Failover strategy: secondary LATAM PoPs and backup origins
A single-PoP strategy is a fragile one. Build failover at two layers:
- Origin failover: Configure a secondary origin and health checks so the CDN switches automatically when the São Paulo origin is degraded.
- Edge failover: Ensure users can be routed to the next-closest LATAM PoP when São Paulo has issues, so Brazil stays online even if performance temporarily degrades. Melbicom’s CDN PoPs across Brazil, Chile, Colombia, Argentina, Peru, and Mexico make that secondary-path planning practical today.
Keep the failover path warm: replicate critical assets, keep config parity, and run failure drills during low-risk windows.
Which Metrics Measure E-Commerce and OTT Success

Success in a CDN São Paulo rollout is measurable: for commerce, track Brazilian-user TTFB/LCP plus conversion and bounce; for OTT, track startup time, rebuffering, and playback failure rates.
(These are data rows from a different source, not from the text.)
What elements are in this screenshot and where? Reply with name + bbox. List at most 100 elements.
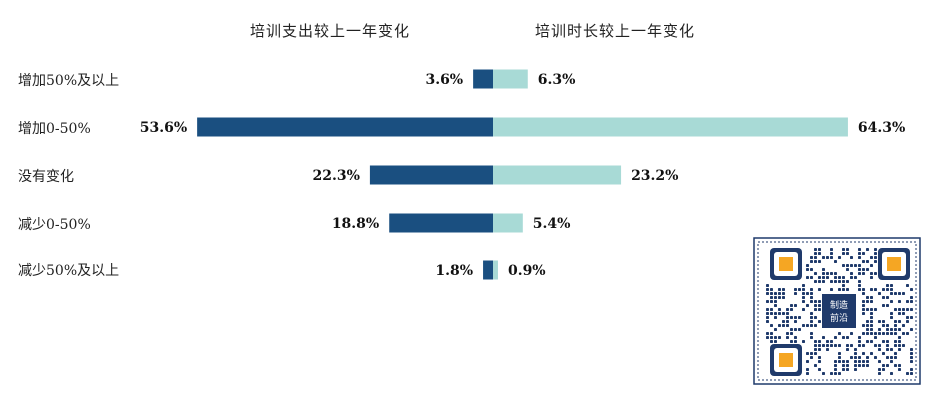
qr-finder-bottom-left: [770, 344, 802, 376]
qr-module: [870, 324, 873, 327]
qr-module: [822, 344, 825, 347]
qr-module: [794, 340, 797, 343]
qr-module: [882, 288, 885, 291]
qr-module: [858, 336, 861, 339]
qr-module: [790, 332, 793, 335]
qr-module: [866, 300, 869, 303]
qr-module: [818, 320, 821, 323]
qr-module: [898, 348, 901, 351]
qr-module: [854, 352, 857, 355]
qr-module: [830, 256, 833, 259]
qr-module: [886, 332, 889, 335]
qr-module: [866, 328, 869, 331]
qr-module: [854, 276, 857, 279]
qr-module: [878, 372, 881, 375]
qr-module: [882, 368, 885, 371]
qr-module: [910, 372, 913, 375]
qr-module: [846, 264, 849, 267]
qr-module: [774, 304, 777, 307]
qr-module: [886, 348, 889, 351]
qr-module: [846, 368, 849, 371]
qr-module: [890, 332, 893, 335]
qr-module: [902, 292, 905, 295]
qr-module: [830, 252, 833, 255]
qr-module: [850, 356, 853, 359]
qr-module: [866, 324, 869, 327]
qr-module: [846, 360, 849, 363]
qr-module: [842, 284, 845, 287]
qr-module: [806, 360, 809, 363]
qr-module: [794, 328, 797, 331]
qr-module: [890, 348, 893, 351]
bar-hours-0: [493, 69, 528, 89]
qr-module: [770, 308, 773, 311]
qr-module: [842, 364, 845, 367]
qr-module: [766, 336, 769, 339]
qr-module: [834, 344, 837, 347]
qr-module: [802, 300, 805, 303]
category-label-3: 减少0-50%: [18, 217, 91, 233]
qr-module: [778, 312, 781, 315]
qr-code-icon: 制造 前沿: [753, 237, 921, 385]
qr-module: [786, 316, 789, 319]
qr-module: [810, 332, 813, 335]
qr-module: [886, 304, 889, 307]
qr-module: [814, 324, 817, 327]
bar-spend-1: [197, 117, 494, 137]
qr-module: [802, 284, 805, 287]
qr-module: [898, 292, 901, 295]
qr-module: [874, 252, 877, 255]
qr-module: [826, 272, 829, 275]
qr-module: [782, 288, 785, 291]
qr-module: [818, 288, 821, 291]
qr-module: [910, 316, 913, 319]
qr-module: [842, 248, 845, 251]
qr-module: [822, 268, 825, 271]
qr-module: [826, 276, 829, 279]
qr-module: [870, 264, 873, 267]
qr-module: [834, 276, 837, 279]
qr-module: [774, 340, 777, 343]
qr-module: [886, 344, 889, 347]
qr-module: [902, 312, 905, 315]
qr-module: [870, 256, 873, 259]
qr-module: [838, 276, 841, 279]
qr-module: [814, 260, 817, 263]
qr-module: [766, 316, 769, 319]
qr-module: [810, 296, 813, 299]
qr-module: [846, 288, 849, 291]
qr-module: [886, 296, 889, 299]
qr-module: [882, 304, 885, 307]
qr-module: [834, 272, 837, 275]
qr-module: [850, 272, 853, 275]
qr-module: [886, 328, 889, 331]
qr-module: [842, 280, 845, 283]
qr-module: [838, 256, 841, 259]
qr-module: [830, 248, 833, 251]
qr-logo-line1: 制造: [830, 299, 848, 311]
qr-module: [842, 276, 845, 279]
qr-module: [786, 312, 789, 315]
category-label-2: 没有变化: [18, 169, 74, 185]
qr-module: [874, 332, 877, 335]
qr-module: [862, 360, 865, 363]
qr-module: [774, 292, 777, 295]
qr-module: [910, 308, 913, 311]
qr-module: [874, 248, 877, 251]
qr-module: [894, 332, 897, 335]
qr-module: [858, 268, 861, 271]
qr-module: [850, 332, 853, 335]
qr-module: [890, 300, 893, 303]
qr-module: [834, 368, 837, 371]
qr-module: [886, 288, 889, 291]
qr-module: [826, 340, 829, 343]
qr-modules: [766, 248, 913, 375]
qr-module: [870, 316, 873, 319]
qr-module: [822, 280, 825, 283]
qr-module: [818, 248, 821, 251]
qr-module: [886, 364, 889, 367]
qr-module: [882, 340, 885, 343]
qr-module: [818, 308, 821, 311]
qr-module: [862, 344, 865, 347]
qr-module: [898, 364, 901, 367]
Run an A/B plan that splits Brazil traffic between old and new delivery paths, uses real-user telemetry, and ties edge changes to business outcomes.
E-Commerce KPIs: speed is the input, conversion is the output
Measure from Brazil, not from your HQ:
- TTFB + LCP: Validate that São Paulo caching and edge TLS termination are working.
- Conversion and bounce: A retail benchmark reports a 1-second speedup can lift conversion.
- Checkout completion: Track cart abandonment and payment-step drop-offs; Brazil’s PIX usage makes “fast checkout” table stakes.
OTT KPIs: time-to-first-frame and “did it break?”
For streaming, track quality-of-experience, not just origin bandwidth:
- Video startup time: Measure p50/p95 time-to-first-frame and correlate to abandonment.
- Rebuffering ratio and stall events: The “buffer circle” is the product.
- Playback failures: Timeouts and errors during spikes are where delivery architecture shows its seams.
A/B testing plan: isolate the edge variable
Keep it simple enough to trust:
- Split Brazil traffic: 50/50 between the existing path and the new São Paulo edge configuration.
- Hold everything else constant: same release, same ABR ladder, same origin logic.
- Run long enough to cover peaks: promotional days for commerce and live-event windows for OTT.
- Evaluate by percentile: p50/p95 load and startup time and map changes to conversion and playback success.
Minimum dashboard:
- p50/p95 LCP and TTFB (Brazil)
- Cache hit ratio by content class (assets vs HTML vs video)
- p50/p95 startup time and rebuffering ratio
- Conversion rate and playback success rate
Conclusion: CDN São Paulo Rollout Checklist

A São Paulo edge only pays off when it’s treated as a system:
- Define a cache taxonomy first: treat assets, shared HTML, private flows, segments, and manifests as different products—with explicit TTL/revalidation targets and separate hit-ratio goals.
- Make São Paulo a tier, not a point: place the origin shield there early so other LATAM edges pull through it and a miss becomes one upstream fetch, not a stampede.
- Localize the “uncacheable” path: move checkout/auth/DRM/session APIs to a São Paulo origin so personalized calls and cache misses don’t cross oceans.
- Make failover boring on purpose: use health-checked origin pools plus edge fallback to secondary LATAM PoPs, then rehearse the switch before campaigns and live events.
- Gate rollout on A/B evidence: require percentile improvements (p95 LCP/startup) and stable error rates before pushing the new São Paulo config to 100% of Brazil traffic.
Traffic density keeps rising, so “we’ll fix performance later” gets more expensive. Ship the edge, validate with A/B results, then scale the design across LATAM.